SLO Playbook
Service Level Objectives anchor reliability discussions. Here’s how we set them across the Dev, Productivity, and AI pods.1. Pick the Right SLI First
- Start with customer journey (sign-in, run workflow, call agent).
- Choose indicators: latency p95, error rate, freshness, throughput.
- Validate data availability before committing.
2. Craft the Objective
- Format: “Measure ≤ Target for % of requests over rolling window”.
- Example: “Productivity automations p95 latency <= 700 ms for 99% of runs in a 28‑day window”.
- Tie objective to user outcome (fast automations, reliable agents, etc.).
3. Error Budgets & Guardrails
- Error budget = 1 - SLO (e.g., 1%).
- Track burn rates (1h, 6h, 24h).
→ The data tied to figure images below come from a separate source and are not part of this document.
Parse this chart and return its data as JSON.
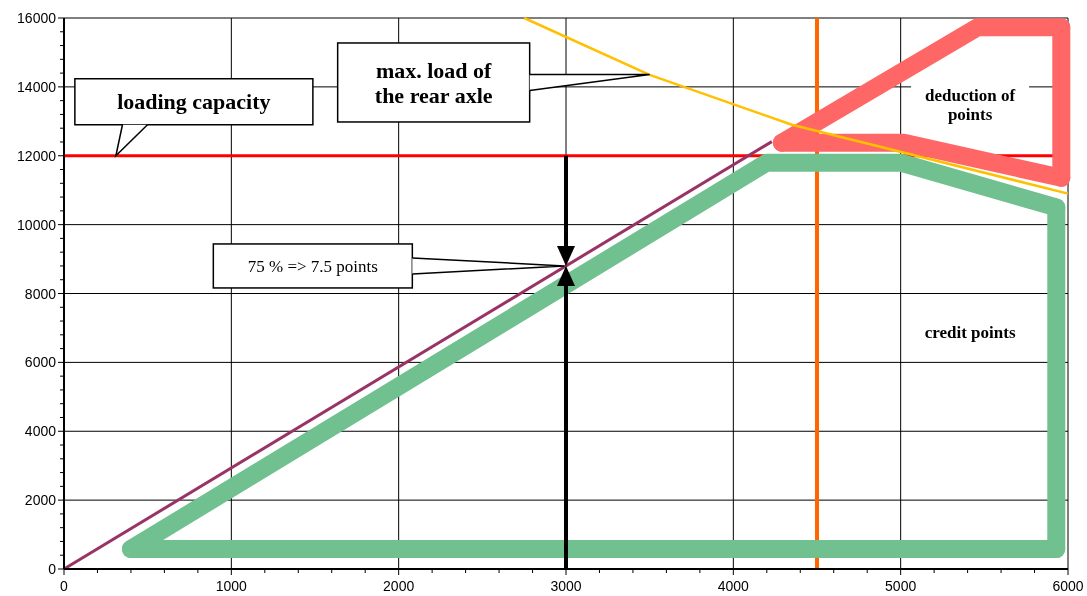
{
  "chart_data": {
    "type": "line",
    "xlim": [
      0,
      6000
    ],
    "ylim": [
      0,
      16000
    ],
    "xticks": [
      0,
      {
        "value": 200,
        "label": null
      },
      {
        "value": 400,
        "label": null
      },
      {
        "value": 600,
        "label": null
      },
      {
        "value": 800,
        "label": null
      },
      1000,
      {
        "value": 1200,
        "label": null
      },
      {
        "value": 1400,
        "label": null
      },
      {
        "value": 1600,
        "label": null
      },
      {
        "value": 1800,
        "label": null
      },
      2000,
      {
        "value": 2200,
        "label": null
      },
      {
        "value": 2400,
        "label": null
      },
      {
        "value": 2600,
        "label": null
      },
      {
        "value": 2800,
        "label": null
      },
      3000,
      {
        "value": 3200,
        "label": null
      },
      {
        "value": 3400,
        "label": null
      },
      {
        "value": 3600,
        "label": null
      },
      {
        "value": 3800,
        "label": null
      },
      4000,
      {
        "value": 4200,
        "label": null
      },
      {
        "value": 4400,
        "label": null
      },
      {
        "value": 4600,
        "label": null
      },
      {
        "value": 4800,
        "label": null
      },
      5000,
      {
        "value": 5200,
        "label": null
      },
      {
        "value": 5400,
        "label": null
      },
      {
        "value": 5600,
        "label": null
      },
      {
        "value": 5800,
        "label": null
      },
      6000
    ],
    "yticks": [
      0,
      {
        "value": 400,
        "label": null
      },
      {
        "value": 800,
        "label": null
      },
      {
        "value": 1200,
        "label": null
      },
      {
        "value": 1600,
        "label": null
      },
      2000,
      {
        "value": 2400,
        "label": null
      },
      {
        "value": 2800,
        "label": null
      },
      {
        "value": 3200,
        "label": null
      },
      {
        "value": 3600,
        "label": null
      },
      4000,
      {
        "value": 4400,
        "label": null
      },
      {
        "value": 4800,
        "label": null
      },
      {
        "value": 5200,
        "label": null
      },
      {
        "value": 5600,
        "label": null
      },
      6000,
      {
        "value": 6400,
        "label": null
      },
      {
        "value": 6800,
        "label": null
      },
      {
        "value": 7200,
        "label": null
      },
      {
        "value": 7600,
        "label": null
      },
      8000,
      {
        "value": 8400,
        "label": null
      },
      {
        "value": 8800,
        "label": null
      },
      {
        "value": 9200,
        "label": null
      },
      {
        "value": 9600,
        "label": null
      },
      10000,
      {
        "value": 10400,
        "label": null
      },
      {
        "value": 10800,
        "label": null
      },
      {
        "value": 11200,
        "label": null
      },
      {
        "value": 11600,
        "label": null
      },
      12000,
      {
        "value": 12400,
        "label": null
      },
      {
        "value": 12800,
        "label": null
      },
      {
        "value": 13200,
        "label": null
      },
      {
        "value": 13600,
        "label": null
      },
      14000,
      {
        "value": 14400,
        "label": null
      },
      {
        "value": 14800,
        "label": null
      },
      {
        "value": 15200,
        "label": null
      },
      {
        "value": 15600,
        "label": null
      },
      16000
    ],
    "grid": true,
    "series": [
      {
        "color": "#70c090",
        "x": [
          400,
          4200,
          5000,
          5930
        ],
        "values": [
          580,
          11800,
          11800,
          10500
        ]
      },
      {
        "color": "#70c090",
        "x": [
          400,
          5930
        ],
        "values": [
          580,
          580
        ]
      },
      {
        "color": "#70c090",
        "x": [
          5930,
          5930
        ],
        "values": [
          580,
          10500
        ]
      },
      {
        "color": "#ff6666",
        "x": [
          4290,
          5460,
          5960
        ],
        "values": [
          12380,
          15730,
          15730
        ]
      },
      {
        "color": "#ff6666",
        "x": [
          4290,
          5020,
          5960
        ],
        "values": [
          12380,
          12380,
          11360
        ]
      },
      {
        "color": "#ff6666",
        "x": [
          5960,
          5960
        ],
        "values": [
          11360,
          15730
        ]
      },
      {
        "color": "#993366",
        "x": [
          0,
          4230
        ],
        "values": [
          0,
          12410
        ]
      },
      {
        "color": "#ffc000",
        "x": [
          2750,
          3500,
          4350,
          6000
        ],
        "values": [
          16000,
          14350,
          12900,
          10900
        ]
      }
    ],
    "ref_lines": [
      {
        "axis": "y",
        "value": 12000,
        "color": "#ff0000"
      },
      {
        "axis": "x",
        "value": 4500,
        "color": "#ff6600"
      }
    ],
    "annotations": [
      {
        "text": "loading capacity",
        "x": 310,
        "y": 12000
      },
      "max. load of the rear axle",
      "75 % => 7.5 points",
      "deduction of points",
      "credit points"
    ]
  }
}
Alert roles when exceeding policy.
- Link features/experiments to budget consumption.
4. Review Cadence
- Weekly SLO review: status, burn, actions.
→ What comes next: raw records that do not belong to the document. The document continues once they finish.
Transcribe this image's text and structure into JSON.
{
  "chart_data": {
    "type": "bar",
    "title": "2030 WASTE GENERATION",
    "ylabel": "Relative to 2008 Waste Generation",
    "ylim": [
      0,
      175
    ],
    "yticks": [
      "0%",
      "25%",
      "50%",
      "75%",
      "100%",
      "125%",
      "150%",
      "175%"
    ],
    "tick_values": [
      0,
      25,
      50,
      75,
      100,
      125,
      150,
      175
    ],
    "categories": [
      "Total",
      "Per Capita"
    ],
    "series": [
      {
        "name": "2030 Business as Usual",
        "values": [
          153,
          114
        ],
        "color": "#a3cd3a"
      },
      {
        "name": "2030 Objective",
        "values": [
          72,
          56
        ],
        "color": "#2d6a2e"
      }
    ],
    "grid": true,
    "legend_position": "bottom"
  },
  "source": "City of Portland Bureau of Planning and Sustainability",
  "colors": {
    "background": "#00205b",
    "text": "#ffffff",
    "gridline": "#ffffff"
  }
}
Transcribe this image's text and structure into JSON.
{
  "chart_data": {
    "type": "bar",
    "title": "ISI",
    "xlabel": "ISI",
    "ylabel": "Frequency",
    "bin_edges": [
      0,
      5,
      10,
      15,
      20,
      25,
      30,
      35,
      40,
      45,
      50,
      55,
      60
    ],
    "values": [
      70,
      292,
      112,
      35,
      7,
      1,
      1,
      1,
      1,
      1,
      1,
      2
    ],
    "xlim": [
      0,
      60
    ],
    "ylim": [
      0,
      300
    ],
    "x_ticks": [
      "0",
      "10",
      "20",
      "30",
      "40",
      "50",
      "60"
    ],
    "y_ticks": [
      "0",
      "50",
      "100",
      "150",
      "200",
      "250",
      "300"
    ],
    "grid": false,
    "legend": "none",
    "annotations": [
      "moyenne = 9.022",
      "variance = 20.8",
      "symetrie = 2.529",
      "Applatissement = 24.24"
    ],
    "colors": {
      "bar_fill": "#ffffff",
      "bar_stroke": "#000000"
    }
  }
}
- Monthly: re-evaluate if SLO still meaningful; adjust targets based on data + business goals.
- Post-incident: decide whether threshold/indicator needs revision.
5. Tooling
- Nobl9 / Sloth / custom calculators generate SLO configs for Prometheus.
- Grafana dashboards with error budget viz + annotation for deployments.
- Slack bot posts SLO digests with CTA to relevant runbooks.